On the smooth Lorentzian optimal transport problem
Alec Metsch
TL;DR
The paper develops a Lorentzian optimal transport theory with cost $c(x,y)=-d(x,y)^p$ $(0<p<1)$, addressing duality, causal-monotonicity, and regularity of $c$-convex potentials under suitable measure conditions. It proves existence of a dual maximizing pair and strong duality using a Kell-type approach, and shows optimal couplings are concentrated on causal sets and are characterized by a gradient equation, yielding a map when regularity holds. It further demonstrates that Lorentzian geometry can break Riemannian regularity intuitions, providing counterexamples, yet establishes a Lorentzian weak KAM framework that yields $C^{1,1}_{loc}$ regularity for calibrated pairs along intermediate measures and along displacement interpolations. The results collectively furnish a foundational, regularity-aware Lorentzian OT theory with gradient-based characterizations and a path toward applications in Lorentzian geometry and relativity. The work thus extends duality, monotonicity, and regularity techniques to the Lorentzian setting, facilitating further geometric and physical analyses of causal transport.
Abstract
In this paper, we want to establish some general results in the Lorentzian optimal transport theory that have well-known Riemannian counterparts.
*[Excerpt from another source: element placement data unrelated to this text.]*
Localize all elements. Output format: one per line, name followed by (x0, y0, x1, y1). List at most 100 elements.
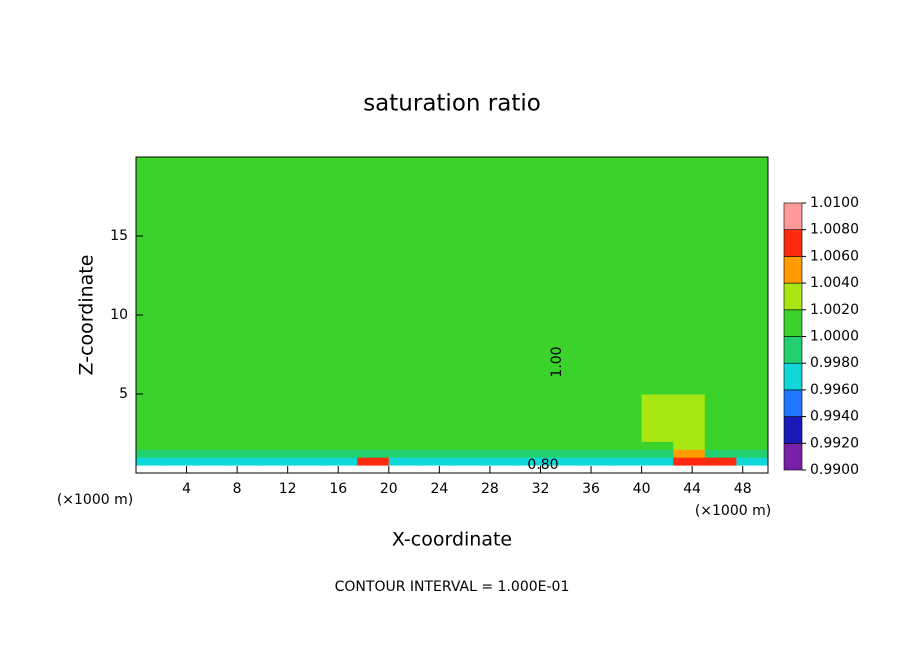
field-cell (578, 465, 611, 474)
field-cell (483, 283, 516, 348)
field-cell (262, 449, 295, 458)
field-cell (262, 346, 295, 395)
field-cell (420, 394, 453, 427)
field (136, 157, 769, 474)
field-cell (578, 220, 611, 284)
field-cell (736, 394, 769, 427)
field-cell (357, 425, 390, 442)
field-cell (704, 283, 737, 348)
field-cell (515, 441, 548, 450)
field-cell (546, 283, 579, 348)
field-cell (420, 449, 453, 458)
field-cell (452, 220, 485, 284)
field-cell (199, 394, 232, 427)
field-cell (610, 157, 643, 221)
field-cell (230, 457, 263, 466)
field-cell (294, 465, 327, 474)
field-cell (388, 441, 421, 450)
field-cell (230, 220, 263, 284)
field-cell (357, 441, 390, 450)
colorbar-band (783, 309, 803, 337)
field-cell (452, 283, 485, 348)
colorbar-band (783, 229, 803, 257)
field-cell (736, 220, 769, 284)
field-cell (704, 449, 737, 458)
field-cell (420, 157, 453, 221)
field-cell (420, 425, 453, 442)
field-cell (704, 346, 737, 395)
field-cell (230, 449, 263, 458)
field-cell (199, 449, 232, 458)
field-cell (167, 220, 200, 284)
colorbar-label: 0.9960 (810, 382, 859, 398)
x-tick-label: 48 (734, 481, 752, 497)
field-cell (452, 441, 485, 450)
colorbar-band (783, 336, 803, 364)
y-axis-label: Z-coordinate (76, 255, 98, 376)
field-cell (325, 425, 358, 442)
field-cell (515, 457, 548, 466)
field-cell (736, 346, 769, 395)
field-cell (641, 457, 674, 466)
field-cell (294, 346, 327, 395)
field-cell (167, 449, 200, 458)
field-cell (167, 441, 200, 450)
field-cell (610, 465, 643, 474)
field-cell (452, 346, 485, 395)
field-cell (578, 346, 611, 395)
chart-title: saturation ratio (363, 91, 541, 117)
field-cell (357, 457, 390, 466)
x-tick-label: 40 (633, 481, 651, 497)
field-cell (325, 441, 358, 450)
field-cell (736, 157, 769, 221)
field-cell (199, 465, 232, 474)
field-cell (167, 465, 200, 474)
field-cell (136, 346, 169, 395)
field-cell (420, 457, 453, 466)
field-cell (262, 441, 295, 450)
field-cell (294, 449, 327, 458)
x-tick-label: 20 (380, 481, 398, 497)
field-cell (578, 157, 611, 221)
field-cell (546, 220, 579, 284)
field-cell (357, 220, 390, 284)
field-cell (483, 157, 516, 221)
field-cell (230, 465, 263, 474)
field-cell (578, 394, 611, 427)
field-cell (546, 457, 579, 466)
colorbar-band (783, 416, 803, 444)
x-axis-label: X-coordinate (392, 529, 512, 551)
field-cell (641, 394, 674, 427)
field-cell (325, 157, 358, 221)
field-cell (199, 220, 232, 284)
field-cell (578, 425, 611, 442)
field-cell (420, 283, 453, 348)
field-cell (704, 441, 737, 450)
field-cell (262, 394, 295, 427)
field-cell (136, 425, 169, 442)
field-cell (294, 441, 327, 450)
field-cell (388, 465, 421, 474)
colorbar-label: 1.0040 (810, 275, 859, 291)
field-cell (483, 394, 516, 427)
field-cell (230, 441, 263, 450)
colorbar-label: 0.9920 (810, 435, 859, 451)
colorbar-band (783, 202, 803, 231)
field-cell (294, 425, 327, 442)
field-cell (546, 394, 579, 427)
field-cell (641, 449, 674, 458)
field-cell (673, 394, 706, 427)
field-cell (167, 425, 200, 442)
field-cell (610, 457, 643, 466)
field-cell (357, 394, 390, 427)
colorbar-label: 1.0060 (810, 248, 859, 264)
field-cell (452, 465, 485, 474)
field-cell (483, 465, 516, 474)
field-cell (325, 346, 358, 395)
field-cell (230, 346, 263, 395)
colorbar-label: 0.9900 (810, 462, 859, 478)
field-cell (515, 220, 548, 284)
colorbar-band (783, 362, 803, 391)
field-cell (641, 465, 674, 474)
field-cell (199, 457, 232, 466)
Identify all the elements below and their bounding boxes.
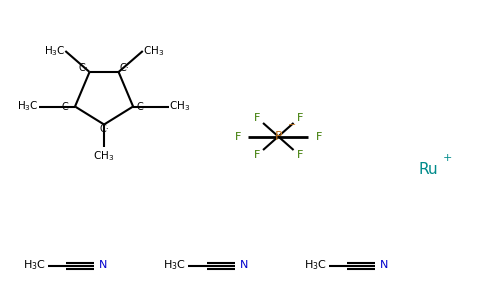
Text: N: N — [240, 260, 248, 271]
Text: H$_3$C: H$_3$C — [44, 44, 65, 58]
Text: +: + — [443, 153, 452, 163]
Text: −: − — [288, 121, 296, 130]
Text: F: F — [316, 131, 322, 142]
Text: C·: C· — [99, 124, 109, 134]
Text: Ru: Ru — [419, 162, 438, 177]
Text: H$_3$C: H$_3$C — [17, 100, 39, 113]
Text: H$_3$C: H$_3$C — [164, 259, 186, 272]
Text: CH$_3$: CH$_3$ — [93, 149, 115, 163]
Text: CH$_3$: CH$_3$ — [143, 44, 164, 58]
Text: C·: C· — [61, 101, 71, 112]
Text: F: F — [234, 131, 241, 142]
Text: C·: C· — [120, 63, 130, 73]
Text: P: P — [274, 130, 282, 143]
Text: C·: C· — [137, 101, 147, 112]
Text: C·: C· — [78, 63, 88, 73]
Text: N: N — [99, 260, 107, 271]
Text: H$_3$C: H$_3$C — [304, 259, 327, 272]
Text: F: F — [297, 112, 303, 123]
Text: N: N — [380, 260, 388, 271]
Text: F: F — [254, 150, 260, 161]
Text: CH$_3$: CH$_3$ — [169, 100, 191, 113]
Text: F: F — [254, 112, 260, 123]
Text: H$_3$C: H$_3$C — [23, 259, 46, 272]
Text: F: F — [297, 150, 303, 161]
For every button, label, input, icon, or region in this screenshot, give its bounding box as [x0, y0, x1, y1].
As a first result, we will provide non-trivial assumptions on the measures to ensure strong (Kantorovich) duality, i.e. the existence of a maximizing pair in the dual optimal transport formulation. We will also show that, under suitable assumptions, optimality of a causal coupling is characterized by $c$-cyclical monotonicity. The second result deals with the regularity of $c$-convex functions and (weak) Kantorovich potentials. We show that, in general, regularity results known in the Riemannian context do not extend to the Lorentzian setting. Under suitable assumptions on the measures, we will prove nevertheless that these (weak) potentials are locally semconvex on an open set of full measure. As our last result, we will prove that, under quite general assumptions, for any two intermediates measures along a displacement interpolation, there exists a $C^{1,1}_{loc}$-regular maximizing pair in the dual formulation.